China just started its pre-Olympic surge of repression of public health and help groups like AIDS activists and those that assist orphans. If China admits to an immense problem with both AIDS and orphans, what does that say about the way China’s communist government deals with these issues.
Because China does not have a free and open press, the government gets away with, well, sometimes murder.
To China’ government, it is often better to hide than to expose problems.
At the end of July China cancelled an AIDS conference. When the Chinese AIDS group asked their local communist party why, they were told, “Authorities informed us that the combination of AIDS, law and foreigners was too sensitive.”
This week, Tim Johnson of the McClatchy Newspapers wrote, “In one case, an activist in Henan province, where the nation’s AIDS crisis hit early, said police ordered him out of his office on Thursday and suggested that he flee the area for his own safety. Six other volunteers in the group were detained.”
“‘They said our organization was illegal and our activities were illegal,’ said Zhu Zhaowu of the China Orchid AIDS Project’s office in Kaifeng in central Henan province.”
This is typical of the kind of harassment dished out when the government of China doesn’t particularly like some group or organization.
“Nothing about it makes any sense,” said Meg Davis , director of Asia Catalyst, a New York -based group and co-sponsor of the canceled Guangzhou legal conference.
” China is at a crossroads both in terms of its fight against AIDS and its very new and fragile civil society,” Davis said.
Some domestic activists said China’s leaders are clamping down because they worry that international media attention in the run-up to next summer’s Olympic Games will focus on aspects of China that leaders find embarrassing.
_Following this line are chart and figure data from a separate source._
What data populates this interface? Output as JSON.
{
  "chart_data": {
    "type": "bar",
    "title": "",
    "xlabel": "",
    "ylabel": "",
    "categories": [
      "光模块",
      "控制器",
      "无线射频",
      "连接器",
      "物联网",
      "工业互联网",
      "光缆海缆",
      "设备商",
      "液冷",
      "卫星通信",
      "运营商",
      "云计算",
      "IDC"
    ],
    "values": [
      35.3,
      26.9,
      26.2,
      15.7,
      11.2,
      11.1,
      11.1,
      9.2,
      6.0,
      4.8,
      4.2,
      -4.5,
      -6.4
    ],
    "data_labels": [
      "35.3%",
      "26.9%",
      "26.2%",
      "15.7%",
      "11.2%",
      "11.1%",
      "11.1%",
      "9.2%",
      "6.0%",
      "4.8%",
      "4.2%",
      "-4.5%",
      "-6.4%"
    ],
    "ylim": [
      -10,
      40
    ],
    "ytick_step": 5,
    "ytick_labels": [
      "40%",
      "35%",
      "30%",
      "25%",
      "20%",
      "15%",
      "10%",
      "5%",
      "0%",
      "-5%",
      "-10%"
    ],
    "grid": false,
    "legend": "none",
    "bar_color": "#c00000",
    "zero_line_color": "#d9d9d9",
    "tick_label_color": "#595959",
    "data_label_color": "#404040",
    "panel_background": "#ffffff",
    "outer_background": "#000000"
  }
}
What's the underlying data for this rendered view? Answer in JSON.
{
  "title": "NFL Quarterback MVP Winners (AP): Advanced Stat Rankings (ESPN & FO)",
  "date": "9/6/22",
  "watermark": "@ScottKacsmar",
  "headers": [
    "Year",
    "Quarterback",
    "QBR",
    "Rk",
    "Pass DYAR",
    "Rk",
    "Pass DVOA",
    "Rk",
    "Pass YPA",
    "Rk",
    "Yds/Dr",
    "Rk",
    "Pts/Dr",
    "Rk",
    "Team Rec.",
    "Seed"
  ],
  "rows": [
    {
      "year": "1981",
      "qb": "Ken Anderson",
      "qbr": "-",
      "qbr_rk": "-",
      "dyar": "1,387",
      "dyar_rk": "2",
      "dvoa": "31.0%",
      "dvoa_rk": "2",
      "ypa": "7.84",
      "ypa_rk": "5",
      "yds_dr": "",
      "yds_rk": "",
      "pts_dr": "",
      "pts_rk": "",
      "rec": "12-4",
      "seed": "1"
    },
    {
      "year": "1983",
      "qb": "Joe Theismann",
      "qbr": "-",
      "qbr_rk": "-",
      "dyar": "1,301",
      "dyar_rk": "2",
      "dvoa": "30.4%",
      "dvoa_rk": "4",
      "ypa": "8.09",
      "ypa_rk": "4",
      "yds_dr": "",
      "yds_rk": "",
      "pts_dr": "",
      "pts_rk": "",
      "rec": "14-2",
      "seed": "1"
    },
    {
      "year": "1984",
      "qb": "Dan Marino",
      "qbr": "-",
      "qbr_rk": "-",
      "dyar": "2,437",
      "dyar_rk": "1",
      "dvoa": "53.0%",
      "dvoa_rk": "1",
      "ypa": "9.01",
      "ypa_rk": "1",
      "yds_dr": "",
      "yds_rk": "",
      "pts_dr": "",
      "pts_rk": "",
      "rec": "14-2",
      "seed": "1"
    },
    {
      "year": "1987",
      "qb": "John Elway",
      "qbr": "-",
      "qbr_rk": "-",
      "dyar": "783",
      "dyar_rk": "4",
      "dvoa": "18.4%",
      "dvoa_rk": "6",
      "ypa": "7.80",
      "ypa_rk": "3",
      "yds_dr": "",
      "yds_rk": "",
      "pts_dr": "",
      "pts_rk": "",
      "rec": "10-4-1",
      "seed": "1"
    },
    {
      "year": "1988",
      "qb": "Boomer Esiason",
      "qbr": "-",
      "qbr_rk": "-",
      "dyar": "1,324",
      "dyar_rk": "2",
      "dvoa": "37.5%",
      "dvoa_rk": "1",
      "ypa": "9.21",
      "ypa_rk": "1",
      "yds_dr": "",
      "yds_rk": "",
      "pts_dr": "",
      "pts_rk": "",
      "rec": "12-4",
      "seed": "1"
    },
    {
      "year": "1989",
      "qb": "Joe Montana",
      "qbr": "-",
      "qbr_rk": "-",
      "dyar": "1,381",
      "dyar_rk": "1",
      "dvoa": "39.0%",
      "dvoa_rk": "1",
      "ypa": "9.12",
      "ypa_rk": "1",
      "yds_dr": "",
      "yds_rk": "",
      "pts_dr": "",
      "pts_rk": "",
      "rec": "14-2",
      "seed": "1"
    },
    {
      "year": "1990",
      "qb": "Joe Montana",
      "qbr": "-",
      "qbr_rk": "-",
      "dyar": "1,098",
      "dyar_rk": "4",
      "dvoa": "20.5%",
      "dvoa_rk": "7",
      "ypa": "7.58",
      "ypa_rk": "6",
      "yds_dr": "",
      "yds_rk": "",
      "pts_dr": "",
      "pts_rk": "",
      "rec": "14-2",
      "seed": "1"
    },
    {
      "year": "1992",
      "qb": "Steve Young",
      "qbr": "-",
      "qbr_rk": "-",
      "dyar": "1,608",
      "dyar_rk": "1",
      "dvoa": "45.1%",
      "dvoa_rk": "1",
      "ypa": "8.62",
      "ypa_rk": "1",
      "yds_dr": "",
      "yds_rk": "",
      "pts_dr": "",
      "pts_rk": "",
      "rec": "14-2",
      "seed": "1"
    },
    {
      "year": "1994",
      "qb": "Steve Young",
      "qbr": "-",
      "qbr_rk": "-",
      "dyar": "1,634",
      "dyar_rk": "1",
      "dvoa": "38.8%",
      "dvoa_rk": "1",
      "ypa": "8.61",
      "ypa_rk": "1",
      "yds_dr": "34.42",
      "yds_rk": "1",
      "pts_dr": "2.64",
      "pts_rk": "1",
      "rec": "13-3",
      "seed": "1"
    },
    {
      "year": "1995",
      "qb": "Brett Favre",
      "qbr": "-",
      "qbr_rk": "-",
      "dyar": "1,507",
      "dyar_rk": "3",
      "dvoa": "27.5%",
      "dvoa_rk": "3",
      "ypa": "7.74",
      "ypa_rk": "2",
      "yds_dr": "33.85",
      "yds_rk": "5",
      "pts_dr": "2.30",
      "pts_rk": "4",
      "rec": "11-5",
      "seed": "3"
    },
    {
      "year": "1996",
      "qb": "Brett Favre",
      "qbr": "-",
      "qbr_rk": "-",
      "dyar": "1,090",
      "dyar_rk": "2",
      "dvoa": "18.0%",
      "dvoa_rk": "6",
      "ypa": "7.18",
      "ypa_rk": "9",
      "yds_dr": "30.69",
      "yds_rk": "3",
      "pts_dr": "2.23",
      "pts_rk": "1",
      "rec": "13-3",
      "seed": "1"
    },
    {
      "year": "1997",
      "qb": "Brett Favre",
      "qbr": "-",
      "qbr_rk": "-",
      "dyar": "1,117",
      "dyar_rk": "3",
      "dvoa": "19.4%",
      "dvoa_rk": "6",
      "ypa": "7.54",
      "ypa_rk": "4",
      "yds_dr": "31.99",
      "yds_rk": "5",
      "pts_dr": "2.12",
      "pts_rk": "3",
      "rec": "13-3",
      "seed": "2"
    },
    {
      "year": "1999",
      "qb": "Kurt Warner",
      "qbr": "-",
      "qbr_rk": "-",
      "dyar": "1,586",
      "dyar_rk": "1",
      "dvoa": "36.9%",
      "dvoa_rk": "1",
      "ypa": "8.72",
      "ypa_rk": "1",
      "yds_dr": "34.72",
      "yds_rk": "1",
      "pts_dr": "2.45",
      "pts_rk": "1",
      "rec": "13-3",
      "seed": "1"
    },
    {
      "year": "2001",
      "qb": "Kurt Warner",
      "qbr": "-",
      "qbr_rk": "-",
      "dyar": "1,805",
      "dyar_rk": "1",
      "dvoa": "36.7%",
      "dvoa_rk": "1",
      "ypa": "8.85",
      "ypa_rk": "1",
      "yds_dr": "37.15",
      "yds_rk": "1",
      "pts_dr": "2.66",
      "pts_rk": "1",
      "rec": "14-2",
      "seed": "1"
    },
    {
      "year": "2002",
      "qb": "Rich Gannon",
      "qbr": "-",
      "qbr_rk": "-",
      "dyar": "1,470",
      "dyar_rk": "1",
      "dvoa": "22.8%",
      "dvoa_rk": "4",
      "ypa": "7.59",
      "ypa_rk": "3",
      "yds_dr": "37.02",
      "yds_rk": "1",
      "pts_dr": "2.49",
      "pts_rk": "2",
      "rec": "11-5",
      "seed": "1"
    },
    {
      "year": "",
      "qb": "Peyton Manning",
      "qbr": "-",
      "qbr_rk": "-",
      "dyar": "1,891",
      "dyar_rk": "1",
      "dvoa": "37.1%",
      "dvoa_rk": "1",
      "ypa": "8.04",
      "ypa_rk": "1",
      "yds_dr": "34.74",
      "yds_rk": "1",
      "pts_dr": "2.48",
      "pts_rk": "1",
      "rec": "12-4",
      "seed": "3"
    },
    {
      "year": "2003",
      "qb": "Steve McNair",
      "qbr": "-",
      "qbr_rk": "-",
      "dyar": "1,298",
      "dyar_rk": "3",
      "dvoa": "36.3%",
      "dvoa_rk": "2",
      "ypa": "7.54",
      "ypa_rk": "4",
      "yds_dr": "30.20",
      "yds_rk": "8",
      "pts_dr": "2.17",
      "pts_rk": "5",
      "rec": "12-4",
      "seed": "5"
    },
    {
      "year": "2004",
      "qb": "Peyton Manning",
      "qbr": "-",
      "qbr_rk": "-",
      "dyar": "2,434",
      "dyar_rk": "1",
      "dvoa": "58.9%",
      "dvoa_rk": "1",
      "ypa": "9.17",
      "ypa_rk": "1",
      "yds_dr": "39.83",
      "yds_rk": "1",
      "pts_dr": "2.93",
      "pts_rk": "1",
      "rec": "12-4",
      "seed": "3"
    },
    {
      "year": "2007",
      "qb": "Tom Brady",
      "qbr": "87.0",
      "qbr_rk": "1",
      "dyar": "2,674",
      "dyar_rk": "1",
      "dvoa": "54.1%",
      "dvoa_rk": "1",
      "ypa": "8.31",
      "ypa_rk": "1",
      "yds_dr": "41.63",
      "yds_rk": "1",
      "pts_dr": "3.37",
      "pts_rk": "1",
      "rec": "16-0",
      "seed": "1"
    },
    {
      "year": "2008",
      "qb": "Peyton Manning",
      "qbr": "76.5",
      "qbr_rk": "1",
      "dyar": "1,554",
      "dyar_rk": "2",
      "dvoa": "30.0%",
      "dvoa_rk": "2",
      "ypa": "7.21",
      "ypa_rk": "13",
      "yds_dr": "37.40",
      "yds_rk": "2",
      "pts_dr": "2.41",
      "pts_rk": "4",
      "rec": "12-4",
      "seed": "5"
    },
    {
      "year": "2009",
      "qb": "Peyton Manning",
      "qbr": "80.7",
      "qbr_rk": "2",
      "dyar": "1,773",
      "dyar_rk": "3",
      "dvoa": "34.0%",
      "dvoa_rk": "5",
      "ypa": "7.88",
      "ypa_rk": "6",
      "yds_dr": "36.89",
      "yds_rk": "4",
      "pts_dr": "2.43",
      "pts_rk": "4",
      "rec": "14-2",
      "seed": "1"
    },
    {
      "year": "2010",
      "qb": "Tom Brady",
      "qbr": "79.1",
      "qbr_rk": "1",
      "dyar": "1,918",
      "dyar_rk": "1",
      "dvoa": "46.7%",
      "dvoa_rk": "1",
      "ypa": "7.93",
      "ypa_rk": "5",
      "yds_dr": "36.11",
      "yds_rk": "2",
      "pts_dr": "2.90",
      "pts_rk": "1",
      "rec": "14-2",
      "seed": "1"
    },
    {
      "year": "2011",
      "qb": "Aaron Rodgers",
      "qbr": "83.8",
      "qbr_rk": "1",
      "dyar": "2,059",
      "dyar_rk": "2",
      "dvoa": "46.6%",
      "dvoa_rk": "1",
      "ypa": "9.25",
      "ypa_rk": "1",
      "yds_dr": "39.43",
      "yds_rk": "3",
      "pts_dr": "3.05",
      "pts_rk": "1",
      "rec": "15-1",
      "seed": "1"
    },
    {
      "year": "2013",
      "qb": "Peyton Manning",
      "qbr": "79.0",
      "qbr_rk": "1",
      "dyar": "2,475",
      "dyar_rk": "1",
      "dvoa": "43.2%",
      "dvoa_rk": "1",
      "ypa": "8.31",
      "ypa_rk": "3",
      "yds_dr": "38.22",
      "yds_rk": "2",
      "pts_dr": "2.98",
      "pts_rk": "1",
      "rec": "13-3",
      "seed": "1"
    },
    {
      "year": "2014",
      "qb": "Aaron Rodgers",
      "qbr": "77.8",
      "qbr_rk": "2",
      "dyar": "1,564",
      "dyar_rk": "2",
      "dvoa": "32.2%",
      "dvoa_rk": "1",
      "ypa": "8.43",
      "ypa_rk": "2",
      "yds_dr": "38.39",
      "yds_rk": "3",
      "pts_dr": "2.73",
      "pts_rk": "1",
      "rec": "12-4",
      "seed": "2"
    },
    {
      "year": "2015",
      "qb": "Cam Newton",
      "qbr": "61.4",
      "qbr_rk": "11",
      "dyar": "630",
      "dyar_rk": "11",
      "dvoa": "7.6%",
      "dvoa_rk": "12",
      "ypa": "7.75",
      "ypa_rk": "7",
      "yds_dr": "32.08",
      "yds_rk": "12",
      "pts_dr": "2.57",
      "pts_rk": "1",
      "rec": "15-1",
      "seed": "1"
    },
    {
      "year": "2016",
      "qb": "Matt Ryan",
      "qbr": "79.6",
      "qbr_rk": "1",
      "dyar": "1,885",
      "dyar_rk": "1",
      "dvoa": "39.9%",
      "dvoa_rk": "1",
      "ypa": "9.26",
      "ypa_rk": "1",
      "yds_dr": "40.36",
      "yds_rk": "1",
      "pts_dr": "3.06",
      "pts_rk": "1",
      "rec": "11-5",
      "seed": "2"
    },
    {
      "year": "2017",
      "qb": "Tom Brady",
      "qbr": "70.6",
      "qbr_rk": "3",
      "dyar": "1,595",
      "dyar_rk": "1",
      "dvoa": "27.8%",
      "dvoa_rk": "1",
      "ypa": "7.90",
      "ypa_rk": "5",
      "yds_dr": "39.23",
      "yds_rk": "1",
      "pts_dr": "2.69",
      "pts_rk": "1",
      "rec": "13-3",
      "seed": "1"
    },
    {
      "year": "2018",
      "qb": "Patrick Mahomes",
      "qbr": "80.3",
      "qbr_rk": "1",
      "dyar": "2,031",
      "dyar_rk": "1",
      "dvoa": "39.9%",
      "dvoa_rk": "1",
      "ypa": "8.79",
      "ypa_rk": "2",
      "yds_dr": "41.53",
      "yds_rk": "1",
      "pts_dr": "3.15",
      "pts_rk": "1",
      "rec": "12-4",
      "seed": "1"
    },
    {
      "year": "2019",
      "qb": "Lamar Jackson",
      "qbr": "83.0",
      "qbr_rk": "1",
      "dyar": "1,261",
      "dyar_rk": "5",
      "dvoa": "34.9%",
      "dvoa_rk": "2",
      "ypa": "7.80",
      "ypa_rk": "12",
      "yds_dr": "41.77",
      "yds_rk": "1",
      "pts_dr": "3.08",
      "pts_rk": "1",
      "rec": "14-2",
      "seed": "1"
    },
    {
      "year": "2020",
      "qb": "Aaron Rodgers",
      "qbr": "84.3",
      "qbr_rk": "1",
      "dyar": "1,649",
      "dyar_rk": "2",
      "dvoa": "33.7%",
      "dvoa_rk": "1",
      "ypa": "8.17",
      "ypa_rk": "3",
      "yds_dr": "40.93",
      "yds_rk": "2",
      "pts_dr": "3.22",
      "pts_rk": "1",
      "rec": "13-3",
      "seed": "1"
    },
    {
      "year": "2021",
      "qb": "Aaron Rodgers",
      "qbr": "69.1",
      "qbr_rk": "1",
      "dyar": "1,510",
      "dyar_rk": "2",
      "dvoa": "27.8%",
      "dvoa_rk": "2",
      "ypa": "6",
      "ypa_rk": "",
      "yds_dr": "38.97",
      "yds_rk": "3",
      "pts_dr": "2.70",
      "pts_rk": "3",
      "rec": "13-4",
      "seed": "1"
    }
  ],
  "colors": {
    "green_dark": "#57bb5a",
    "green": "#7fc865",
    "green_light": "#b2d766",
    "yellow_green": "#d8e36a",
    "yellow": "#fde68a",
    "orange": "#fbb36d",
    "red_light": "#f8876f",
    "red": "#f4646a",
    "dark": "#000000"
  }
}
“They hope that there will be no unharmonious voices during the Olympics period,” said Hu Jia , an activist and co-founder of a nonprofit Beijing AIDS group.
“If you suppress human rights, what happens is that people vulnerable to HIV are scared to be tested or seek treatment,” said Mark Heywood , founder of South Africa’s AIDS Law project and chairman of the UNAIDS human rights reference group, a body offering advice on the global epidemic.
Heywood, who was to attend the Aug. 3-4 Guangzhou conference, said China “is getting away with paying lip service to how we should deal with AIDS, but on the ground it is doing something completely different.”